La difícil compensación por exposición a amianto
Pilar Collantes. Directora del Instituto Vasco de Seguridad y Salud Laborales
Aunque existen referencias antiguas acerca de la compensación de los trabajadores por los daños personales sufridos a causa del trabajo, modernamente ésta se ha realizado por dos procedimientos. Hasta finales del siglo XIX prevalecieron los sistemas de compensación basados en la demostración de existencia de culpa por parte del empresario en el marco de una demanda civil por daños y perjuicios.
A finales del siglo XIX se impusieron en muchos países los sistemas de compensación sin culpa en los que el trabajador es indemnizado por el solo hecho de haber sufrido un daño en el trabajo, haya o no culpa del empresario, al que se considera responsable objetivo del daño. En estos sistemas, que han prevalecido hasta nuestros días, los fondos necesarios para la indemnización proceden de un seguro contratado (en general por obligación legal) por el empresario.

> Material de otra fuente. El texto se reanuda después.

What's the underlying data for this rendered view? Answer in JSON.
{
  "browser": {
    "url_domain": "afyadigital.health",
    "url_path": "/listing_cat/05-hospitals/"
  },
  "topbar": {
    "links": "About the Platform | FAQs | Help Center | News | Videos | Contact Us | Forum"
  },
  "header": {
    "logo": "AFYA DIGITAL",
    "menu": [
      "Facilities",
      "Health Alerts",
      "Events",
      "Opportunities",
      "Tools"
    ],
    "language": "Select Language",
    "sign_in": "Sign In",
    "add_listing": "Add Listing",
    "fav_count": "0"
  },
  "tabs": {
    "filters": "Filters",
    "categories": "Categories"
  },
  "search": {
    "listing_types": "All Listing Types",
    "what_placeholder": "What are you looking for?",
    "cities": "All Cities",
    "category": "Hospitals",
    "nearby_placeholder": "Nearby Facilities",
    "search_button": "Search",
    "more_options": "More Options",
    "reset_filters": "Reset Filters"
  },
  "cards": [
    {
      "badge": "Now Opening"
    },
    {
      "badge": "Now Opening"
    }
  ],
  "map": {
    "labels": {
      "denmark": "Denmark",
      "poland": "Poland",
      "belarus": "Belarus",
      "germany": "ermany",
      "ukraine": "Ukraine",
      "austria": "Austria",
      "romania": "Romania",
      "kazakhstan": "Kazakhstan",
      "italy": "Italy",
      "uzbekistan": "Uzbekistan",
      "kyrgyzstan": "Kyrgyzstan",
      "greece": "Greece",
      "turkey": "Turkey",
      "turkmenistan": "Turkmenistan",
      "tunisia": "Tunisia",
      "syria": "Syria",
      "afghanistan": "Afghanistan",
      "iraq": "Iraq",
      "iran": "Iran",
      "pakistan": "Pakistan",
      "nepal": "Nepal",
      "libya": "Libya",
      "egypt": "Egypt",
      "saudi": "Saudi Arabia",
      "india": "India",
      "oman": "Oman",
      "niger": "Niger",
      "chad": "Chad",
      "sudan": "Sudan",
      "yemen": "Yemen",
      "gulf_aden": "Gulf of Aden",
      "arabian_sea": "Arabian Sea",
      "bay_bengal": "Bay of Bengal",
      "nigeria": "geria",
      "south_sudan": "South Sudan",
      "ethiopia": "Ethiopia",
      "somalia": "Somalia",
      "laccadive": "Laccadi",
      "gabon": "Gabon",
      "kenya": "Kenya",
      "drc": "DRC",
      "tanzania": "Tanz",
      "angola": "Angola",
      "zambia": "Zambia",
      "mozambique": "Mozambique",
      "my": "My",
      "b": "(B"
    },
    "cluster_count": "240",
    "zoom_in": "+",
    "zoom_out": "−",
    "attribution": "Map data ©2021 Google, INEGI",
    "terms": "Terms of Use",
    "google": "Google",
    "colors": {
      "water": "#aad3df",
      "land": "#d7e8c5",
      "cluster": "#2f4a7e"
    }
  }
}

Los sistemas de compensación sin culpa son muy eficaces y eficientes cuando el daño se ha producido por accidente de trabajo, porque se produce de inmediato y la relación de causa-efecto entre el trabajo y el daño suele ser obvia. Son mucho menos eficaces en el caso de las enfermedades profesionales, en las que es frecuente que la patología se manifieste bastante tiempo después de la exposición al agente causante de la misma.
El caso del amianto es particularmente complejo. En primer lugar, el tiempo de latencia entre la exposición y la aparición de la enfermedad es extraordinariamente largo, entre 30 y 50 años en el caso del mesotelioma, la más grave de las patologías producidas por el amianto. En segundo lugar, alrededor de un 20% de los casos se produce en personas que no han estado expuestas profesionalmente al amianto. Por último, en España, según los registros de mortalidad, entre 1977 y 2001 fallecieron 2.929 personas de mesotelioma. Por todo ello, en algunos países se han constituido fondos de compensación específicos, de los que hablaremos en el próximo número.